Martin Lau in an investor day quote reported by the Financial Times said the total market capitalisation of companies in which it held stakes in excess of 5% exceeded $500bn, ie more than its own $420bn market cap. If an average holding size is about 10% to 20% then Tencent’s 700-strong portfolio could be worth at least $50bn to $100bn.
But its dollar value today misses the value the portfolio brings to Tencent’s own strategy. As the FT quoted a person close to Tencent saying: “How is the internet developing? How do we develop knowledge of users? What is driving users’ use? What are the common traits? “Basically, Tencent doesn’t want to miss the clues. It’s so easy to do that and be surprised by something new and radical. TikTok [the Chinese short video app] was a bit of a [wake-up call].”
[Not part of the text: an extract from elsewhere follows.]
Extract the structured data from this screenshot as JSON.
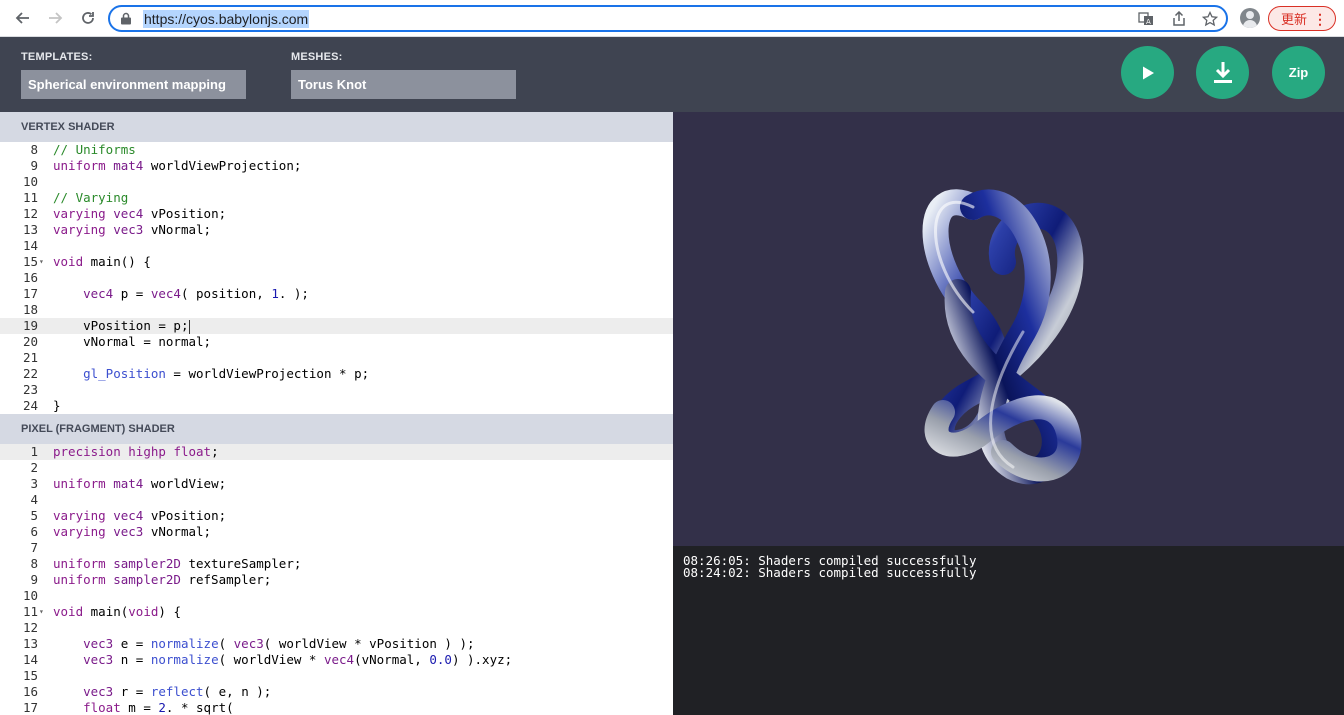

It is not quite as straightforward as US-listed retailer Amazon seeming to know what to build from the signals it receives from customers because other merchants are selling their own products on Amazon’s third-party marketplace or developing apps on Amazon Web Services. Amazon’s practices have been a point for potential anti-competition policy, according to Lina Khan in a paper at Yale Law School identified by Alex Danco at venture capital firm Social Capital.
Danco added in his weekly Snippets email: “The key question I guess is this: is Amazon able to use its huge audience and distribution platform to effectively coerce its third party merchants into a raw deal? If you want to sell on our platform (where the customers are), you have to give us valuable product development data for free. The more free data we can get, the greater is our ability to build our own, cheaper versions of these products and continue to attract customers on our platform, and therefore maintain our coercive power over merchants….
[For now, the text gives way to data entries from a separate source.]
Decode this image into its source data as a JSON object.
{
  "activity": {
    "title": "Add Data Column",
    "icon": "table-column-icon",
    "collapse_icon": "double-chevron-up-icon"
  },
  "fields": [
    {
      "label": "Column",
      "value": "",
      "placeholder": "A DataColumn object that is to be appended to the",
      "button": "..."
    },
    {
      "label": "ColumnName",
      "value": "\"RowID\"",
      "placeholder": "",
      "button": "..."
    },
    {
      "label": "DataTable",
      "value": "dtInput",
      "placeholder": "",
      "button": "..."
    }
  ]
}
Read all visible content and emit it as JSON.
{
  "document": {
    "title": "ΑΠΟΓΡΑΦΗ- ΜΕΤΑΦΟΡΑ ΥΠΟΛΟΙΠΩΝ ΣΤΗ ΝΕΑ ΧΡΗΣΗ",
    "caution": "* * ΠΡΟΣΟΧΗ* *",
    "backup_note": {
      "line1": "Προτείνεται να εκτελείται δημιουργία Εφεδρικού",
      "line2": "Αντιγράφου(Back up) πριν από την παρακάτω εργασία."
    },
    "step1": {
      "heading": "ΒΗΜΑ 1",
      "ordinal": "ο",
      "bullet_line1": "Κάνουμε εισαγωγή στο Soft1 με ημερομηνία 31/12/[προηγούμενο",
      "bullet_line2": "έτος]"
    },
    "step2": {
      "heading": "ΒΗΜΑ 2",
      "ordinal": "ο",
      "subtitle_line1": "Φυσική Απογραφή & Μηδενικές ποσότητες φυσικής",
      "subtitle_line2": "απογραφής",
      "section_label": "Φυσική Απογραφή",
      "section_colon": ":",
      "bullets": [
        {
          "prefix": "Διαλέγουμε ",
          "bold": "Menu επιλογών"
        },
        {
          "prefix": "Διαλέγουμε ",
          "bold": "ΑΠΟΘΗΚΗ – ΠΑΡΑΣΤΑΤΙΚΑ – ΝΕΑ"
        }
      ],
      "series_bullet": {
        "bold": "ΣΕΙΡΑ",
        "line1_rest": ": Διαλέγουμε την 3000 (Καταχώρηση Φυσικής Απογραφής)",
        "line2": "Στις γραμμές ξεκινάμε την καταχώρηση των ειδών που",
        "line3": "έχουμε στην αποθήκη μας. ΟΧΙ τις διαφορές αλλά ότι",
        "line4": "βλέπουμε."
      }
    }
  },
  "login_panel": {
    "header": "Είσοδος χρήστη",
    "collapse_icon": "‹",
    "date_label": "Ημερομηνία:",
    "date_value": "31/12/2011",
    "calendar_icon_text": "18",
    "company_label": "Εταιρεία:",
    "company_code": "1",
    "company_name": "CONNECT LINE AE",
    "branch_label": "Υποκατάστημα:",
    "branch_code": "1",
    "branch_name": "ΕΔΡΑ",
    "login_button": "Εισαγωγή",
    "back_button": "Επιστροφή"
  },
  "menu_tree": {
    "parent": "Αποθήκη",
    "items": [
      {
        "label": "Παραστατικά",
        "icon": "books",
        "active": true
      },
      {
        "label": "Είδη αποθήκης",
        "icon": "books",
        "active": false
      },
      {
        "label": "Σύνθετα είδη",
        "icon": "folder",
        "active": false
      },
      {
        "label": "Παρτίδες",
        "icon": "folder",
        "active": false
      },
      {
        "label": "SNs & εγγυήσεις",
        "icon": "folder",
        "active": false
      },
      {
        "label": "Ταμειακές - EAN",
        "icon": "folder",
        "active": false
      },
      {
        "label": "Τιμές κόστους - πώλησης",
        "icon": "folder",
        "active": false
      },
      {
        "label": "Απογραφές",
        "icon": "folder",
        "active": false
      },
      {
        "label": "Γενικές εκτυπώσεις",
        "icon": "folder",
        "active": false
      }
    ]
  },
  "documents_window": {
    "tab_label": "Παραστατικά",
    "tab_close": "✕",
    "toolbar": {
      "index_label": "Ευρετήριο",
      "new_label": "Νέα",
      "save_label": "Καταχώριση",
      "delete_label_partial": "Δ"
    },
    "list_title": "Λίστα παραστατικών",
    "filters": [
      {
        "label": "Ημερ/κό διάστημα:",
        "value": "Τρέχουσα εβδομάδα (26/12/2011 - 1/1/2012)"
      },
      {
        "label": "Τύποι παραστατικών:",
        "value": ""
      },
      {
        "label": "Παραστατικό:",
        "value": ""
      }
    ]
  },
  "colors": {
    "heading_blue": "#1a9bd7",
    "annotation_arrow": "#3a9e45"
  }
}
“The charge, then, is that Amazon’s behaviour is something new, which we can think of as anticreative. It means two things: If you’re selling on Amazon, then the returns to your creative effort and creative product development will accrue disproportionately to Amazon. But if you’re not selling on Amazon, then any creative effort and creative product development will genuinely be harder for you to do – because you won’t have access to the customers you need. It’s not about competition; it’s about creation, and Amazon’s ability to coerce you into developing new products with full knowledge that they will gain most of the benefit – but the alternative is worse.”
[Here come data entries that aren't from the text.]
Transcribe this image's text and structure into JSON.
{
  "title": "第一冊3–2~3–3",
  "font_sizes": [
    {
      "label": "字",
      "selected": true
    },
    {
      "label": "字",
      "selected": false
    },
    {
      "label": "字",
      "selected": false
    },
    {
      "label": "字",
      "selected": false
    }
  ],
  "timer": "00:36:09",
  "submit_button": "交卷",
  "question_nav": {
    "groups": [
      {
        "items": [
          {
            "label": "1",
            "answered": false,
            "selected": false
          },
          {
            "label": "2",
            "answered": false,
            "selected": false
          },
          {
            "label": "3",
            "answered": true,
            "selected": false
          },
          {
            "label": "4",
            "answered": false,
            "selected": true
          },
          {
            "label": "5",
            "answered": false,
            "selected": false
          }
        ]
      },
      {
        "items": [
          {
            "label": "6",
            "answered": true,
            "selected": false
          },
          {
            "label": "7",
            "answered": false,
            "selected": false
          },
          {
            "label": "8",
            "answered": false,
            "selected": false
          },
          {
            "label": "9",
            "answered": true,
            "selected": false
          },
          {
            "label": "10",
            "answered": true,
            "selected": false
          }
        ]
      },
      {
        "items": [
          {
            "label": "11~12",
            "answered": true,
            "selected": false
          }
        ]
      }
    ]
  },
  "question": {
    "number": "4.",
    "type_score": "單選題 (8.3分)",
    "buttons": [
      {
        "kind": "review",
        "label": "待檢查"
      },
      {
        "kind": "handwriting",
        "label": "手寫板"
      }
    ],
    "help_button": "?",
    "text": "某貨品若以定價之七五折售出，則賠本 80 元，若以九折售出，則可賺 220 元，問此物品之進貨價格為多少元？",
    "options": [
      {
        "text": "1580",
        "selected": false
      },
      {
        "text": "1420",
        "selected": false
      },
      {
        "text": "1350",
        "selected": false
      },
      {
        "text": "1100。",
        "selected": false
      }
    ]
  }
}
Take the idea to Amazon’s Chinese peer, Alibaba, or from Facebook’s messaging and games to China’s Tencent and the potential for pushback exists. China has in many ways been more effective in pushing regulatory and societal changes on its private companies, such as stopping licensing all new games last summer while the FT noted in January, Alibaba faces growing regulatory threat as China’s economy falters.
But even in an apparently slowing economy the opportunities enjoyed through successful corporate venturing as part of an innovation toolset remains unprecedented.